Introduction

The Near-CAFE (Conversational Audio Front-End) variant within the Yobe SDK is meant for situations where a person is talking close to a device while there are noise sources (including other voices) much farther from the device. The job of Near-CAFE is to extract the voice of the near-field person while pushing the far-field noise sources further into the auditory background. A typical use case would be a person talking into a smartphone while there is considerable ambient noise in the environment.

When to use this variant

This is a Near-Listening scenario as shown in the diagram below:
Processed audio is desired to contain as much of the speech and as little of the noise as possible.

Package Contents

This Yobe Android SDK package contains the following elements:

The speech.aar library that provides the Yobe Android SDK
A sample Android Studio project that implements the Yobe Android SDK
The Yobe license

Prerequisites

Library

Place the provided .aar in the proper location for implementing in your android project. It is common to include the library in your project in the dependencies of the build.gradle.

See the Android Studio Documentation on adding build dependencies for more details.

Permissions

The BioListenerSpeech requires permissions to use the device's microphones in order to capture audio data for processing. In your project's AndroidManifest.xml you can place this entry inside the manifest tag:

<uses-permission android:name="android.permission.RECORD_AUDIO" />

BioListenerSpeech (Voice Extraction)

CAFE's real-time functionality is accessed via the com.yobe.speech.BioListenerSpeech class.

Then, in your project, you must either prompt the user for relevant permission or enable the permission in the app's settings on the device.

Initialization

A BioListenerSpeech object can be created using a class that implements com.yobe.speech.AudioConsumer.

// java

BioListenerSpeech bioListenerSpeech = new BioListenerSpeech(new MyAudioConsumer()); // creation of object (see next section for details on MyAudioConsumer)

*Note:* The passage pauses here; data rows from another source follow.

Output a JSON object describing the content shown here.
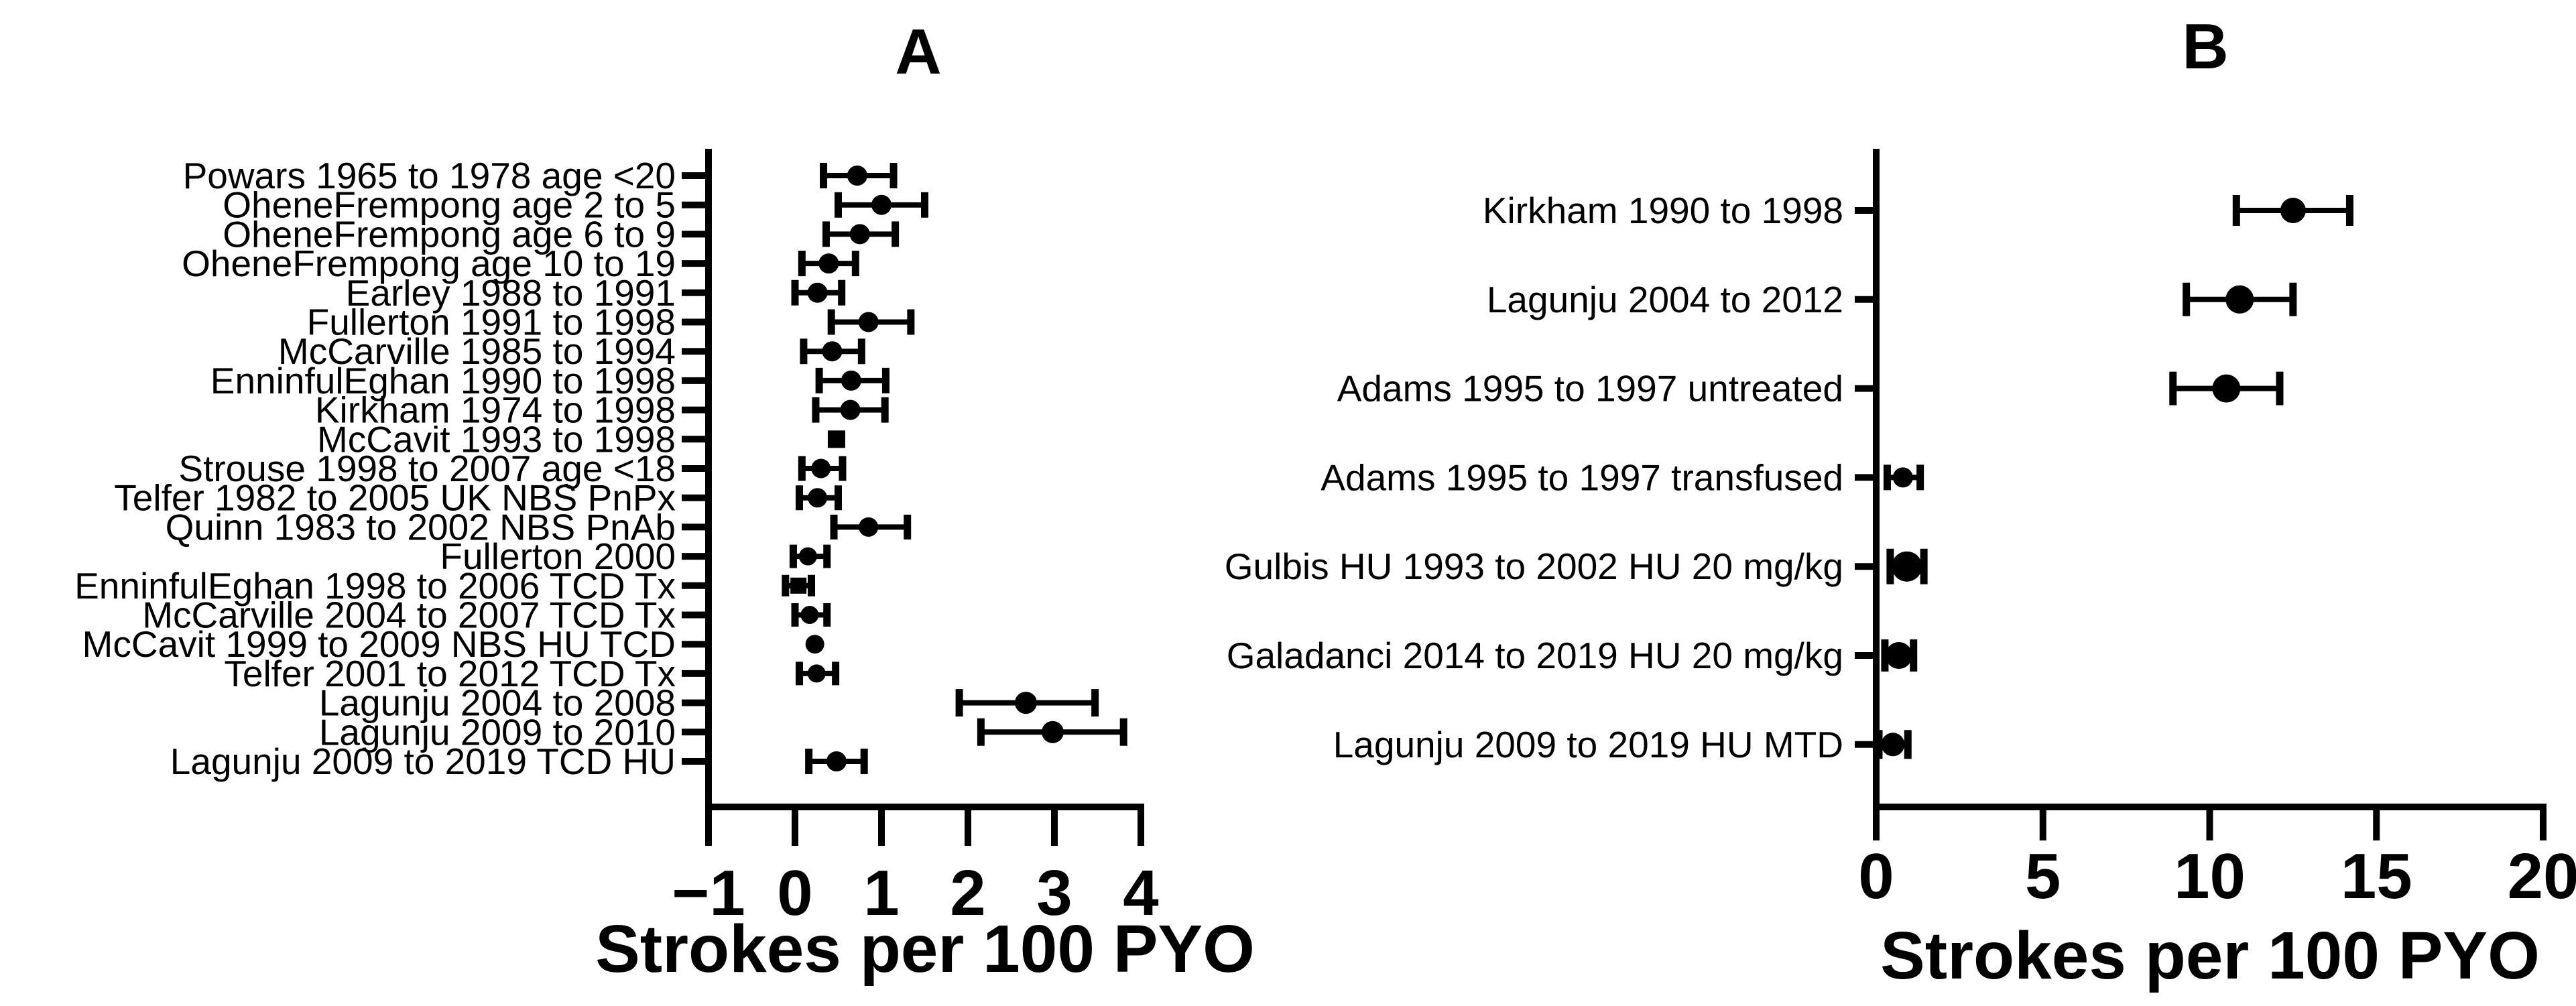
{
  "page": {
    "background_color": "#ffffff",
    "ink_color": "#000000"
  },
  "chart_data": [
    {
      "type": "scatter",
      "variant": "horizontal-forest-dot-plot-with-ci",
      "panel_label": "A",
      "xlabel": "Strokes per 100 PYO",
      "xlim": [
        -1,
        4
      ],
      "xticks": [
        -1,
        0,
        1,
        2,
        3,
        4
      ],
      "grid": false,
      "legend": "none",
      "rows": [
        {
          "label": "Powars 1965 to 1978 age <20",
          "value": 0.72,
          "ci_low": 0.33,
          "ci_high": 1.14,
          "marker": "circle",
          "marker_px": 30
        },
        {
          "label": "OheneFrempong age 2 to 5",
          "value": 1.0,
          "ci_low": 0.5,
          "ci_high": 1.5,
          "marker": "circle",
          "marker_px": 30
        },
        {
          "label": "OheneFrempong age 6 to 9",
          "value": 0.75,
          "ci_low": 0.36,
          "ci_high": 1.16,
          "marker": "circle",
          "marker_px": 30
        },
        {
          "label": "OheneFrempong age 10 to 19",
          "value": 0.39,
          "ci_low": 0.08,
          "ci_high": 0.7,
          "marker": "circle",
          "marker_px": 30
        },
        {
          "label": "Earley 1988 to 1991",
          "value": 0.26,
          "ci_low": 0.0,
          "ci_high": 0.54,
          "marker": "circle",
          "marker_px": 30
        },
        {
          "label": "Fullerton 1991 to 1998",
          "value": 0.85,
          "ci_low": 0.42,
          "ci_high": 1.34,
          "marker": "circle",
          "marker_px": 30
        },
        {
          "label": "McCarville 1985 to 1994",
          "value": 0.43,
          "ci_low": 0.1,
          "ci_high": 0.77,
          "marker": "circle",
          "marker_px": 30
        },
        {
          "label": "EnninfulEghan 1990 to 1998",
          "value": 0.65,
          "ci_low": 0.28,
          "ci_high": 1.05,
          "marker": "circle",
          "marker_px": 30
        },
        {
          "label": "Kirkham 1974 to 1998",
          "value": 0.64,
          "ci_low": 0.24,
          "ci_high": 1.04,
          "marker": "circle",
          "marker_px": 30
        },
        {
          "label": "McCavit 1993 to 1998",
          "value": 0.48,
          "ci_low": 0.48,
          "ci_high": 0.48,
          "marker": "square",
          "marker_px": 26
        },
        {
          "label": "Strouse 1998 to 2007 age <18",
          "value": 0.3,
          "ci_low": 0.08,
          "ci_high": 0.55,
          "marker": "circle",
          "marker_px": 29
        },
        {
          "label": "Telfer 1982 to 2005 UK NBS PnPx",
          "value": 0.26,
          "ci_low": 0.05,
          "ci_high": 0.5,
          "marker": "circle",
          "marker_px": 29
        },
        {
          "label": "Quinn 1983 to 2002 NBS PnAb",
          "value": 0.85,
          "ci_low": 0.45,
          "ci_high": 1.3,
          "marker": "circle",
          "marker_px": 29
        },
        {
          "label": "Fullerton 2000",
          "value": 0.15,
          "ci_low": -0.02,
          "ci_high": 0.37,
          "marker": "circle",
          "marker_px": 27
        },
        {
          "label": "EnninfulEghan 1998 to 2006 TCD Tx",
          "value": 0.04,
          "ci_low": -0.11,
          "ci_high": 0.19,
          "marker": "square",
          "marker_px": 24
        },
        {
          "label": "McCarville 2004 to 2007 TCD Tx",
          "value": 0.17,
          "ci_low": 0.0,
          "ci_high": 0.37,
          "marker": "circle",
          "marker_px": 27
        },
        {
          "label": "McCavit 1999 to 2009 NBS HU TCD",
          "value": 0.23,
          "ci_low": 0.23,
          "ci_high": 0.23,
          "marker": "circle",
          "marker_px": 28
        },
        {
          "label": "Telfer 2001 to 2012 TCD Tx",
          "value": 0.25,
          "ci_low": 0.05,
          "ci_high": 0.47,
          "marker": "circle",
          "marker_px": 27
        },
        {
          "label": "Lagunju 2004 to 2008",
          "value": 2.67,
          "ci_low": 1.9,
          "ci_high": 3.47,
          "marker": "circle",
          "marker_px": 33
        },
        {
          "label": "Lagunju 2009 to 2010",
          "value": 2.98,
          "ci_low": 2.15,
          "ci_high": 3.8,
          "marker": "circle",
          "marker_px": 33
        },
        {
          "label": "Lagunju 2009 to 2019 TCD HU",
          "value": 0.48,
          "ci_low": 0.16,
          "ci_high": 0.8,
          "marker": "circle",
          "marker_px": 30
        }
      ]
    },
    {
      "type": "scatter",
      "variant": "horizontal-forest-dot-plot-with-ci",
      "panel_label": "B",
      "xlabel": "Strokes per 100 PYO",
      "xlim": [
        0,
        20
      ],
      "xticks": [
        0,
        5,
        10,
        15,
        20
      ],
      "grid": false,
      "legend": "none",
      "rows": [
        {
          "label": "Kirkham 1990 to 1998",
          "value": 12.5,
          "ci_low": 10.8,
          "ci_high": 14.2,
          "marker": "circle",
          "marker_px": 38
        },
        {
          "label": "Lagunju 2004 to 2012",
          "value": 10.9,
          "ci_low": 9.3,
          "ci_high": 12.5,
          "marker": "circle",
          "marker_px": 42
        },
        {
          "label": "Adams 1995 to 1997 untreated",
          "value": 10.5,
          "ci_low": 8.9,
          "ci_high": 12.1,
          "marker": "circle",
          "marker_px": 42
        },
        {
          "label": "Adams 1995 to 1997 transfused",
          "value": 0.8,
          "ci_low": 0.33,
          "ci_high": 1.32,
          "marker": "circle",
          "marker_px": 30
        },
        {
          "label": "Gulbis HU 1993 to 2002 HU 20 mg/kg",
          "value": 0.92,
          "ci_low": 0.42,
          "ci_high": 1.43,
          "marker": "circle",
          "marker_px": 45
        },
        {
          "label": "Galadanci 2014 to 2019 HU 20 mg/kg",
          "value": 0.68,
          "ci_low": 0.26,
          "ci_high": 1.12,
          "marker": "circle",
          "marker_px": 40
        },
        {
          "label": "Lagunju 2009 to 2019 HU MTD",
          "value": 0.5,
          "ci_low": 0.08,
          "ci_high": 0.95,
          "marker": "circle",
          "marker_px": 35
        }
      ]
    }
  ]
}
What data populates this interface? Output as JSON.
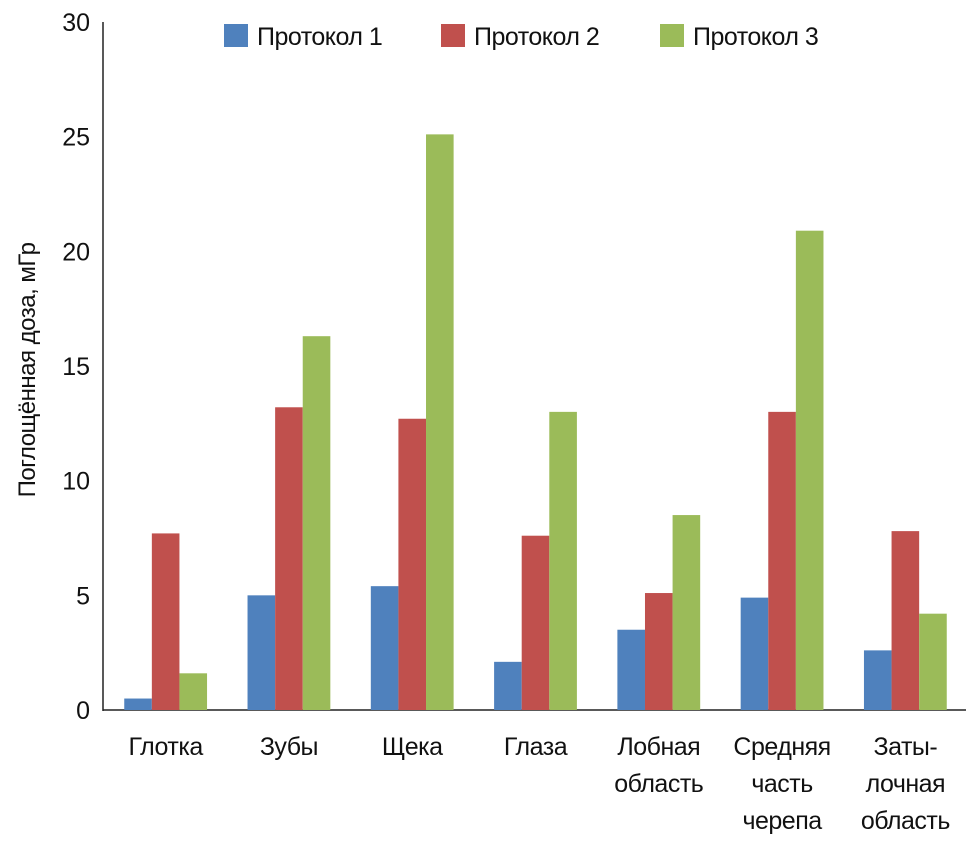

Define Real-Time Processing Callbacks

Creating a com.yobe.speech.BioListenerSpeech object requires an object that implements the callback functions in the com.yobe.speech.AudioConsumer interface. These callback functions will receive processed audio buffers for further processing in real-time. Audio data is captured by the device's microphones, processed, and sent to the com.yobe.speech.AudioConsumer.onDataFeed callback function one buffer at a time. See Audio Buffers for more details on audio buffers. The status after each processing step is sent via a call to the com.yobe.speech.AudioConsumer.onResponse callback function.

The output buffers are arrays of short values. The output buffer size can also vary from call to call.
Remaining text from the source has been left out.